2) ClickOnce as one big disadvantage, you cannot select the install directory, it is managed automatically by ClickOnce, in order to be able to provide the rollback feature that is built-in, should an update be defective.

3) ClickOnce does not provide an uninstall exe, it install the application so that the user can uninstall by the standard and recommended way in Windows, through the Control Panel. This is also where you will find the rollback feature mentioned in 2.

4) Signing is no longer required if you target version 3.5SP1 or 4.0 on a standard computer. It might still be required for installation on a server however, this is somethings I did not have the "pleasure" to check.

5) The signature is a security feature. It insures that when the application auto-update, the update comes from the same development team or developer. Signing is simply a way to digitally tag your application in order for the system to be able to identify it by something else thant it's name. The .pfx file you mentioned is used by the compiler when creating the application. Once an application is signed, the framework will start identifying it not only by it's name, but by a combination of it's name, version, language and signature. That means that the system will be able to make the difference between the foo.exe that you did, and the foo.exe that I do. We would not have the same .pfx, so not the same signature.

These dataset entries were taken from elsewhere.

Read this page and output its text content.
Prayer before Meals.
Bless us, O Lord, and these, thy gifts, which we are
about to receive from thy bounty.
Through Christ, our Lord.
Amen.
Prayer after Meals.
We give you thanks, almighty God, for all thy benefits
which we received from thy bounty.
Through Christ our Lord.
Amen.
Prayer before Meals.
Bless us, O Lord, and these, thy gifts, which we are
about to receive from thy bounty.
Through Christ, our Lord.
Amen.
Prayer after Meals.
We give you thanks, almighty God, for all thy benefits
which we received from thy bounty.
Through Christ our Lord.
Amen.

As for the admin having to "sign it", I am not sure what you mean. He might have to log in, that is gives his password for some operations, the he has nothing to sign. And usually, this is not required by ClickOnce. Special settings on the server could change that requirement however.

The steps to deploy a .msi are the same as before.

The steps to deploy ClickOnce are very easy. When you create a ClickOnce installation, it creates both an html page and a Setup.exe. Usually, you send the package to a web site or the company Intranet. It could be a directory somewhere however, and you could copy the installation package on any medium. You specify where you want to publish while preparing the ClickOnce installation. The user simply open the web page, and there is a button to install. He can also simply double-click on the Setup.exe file. That is all there is.

If the publication was done somewhere that is visible for the application (that is the force of ClickOnce and why a web site is the preferred method of distribution), the application will, by default check for a new update everytime it starts. If it finds an update at the installation location, it will tell the user and automatically install the update.

Author Comment

ID: 36595101
THanks so much for your explanation.
I read online for some tof these but yours helped a lot.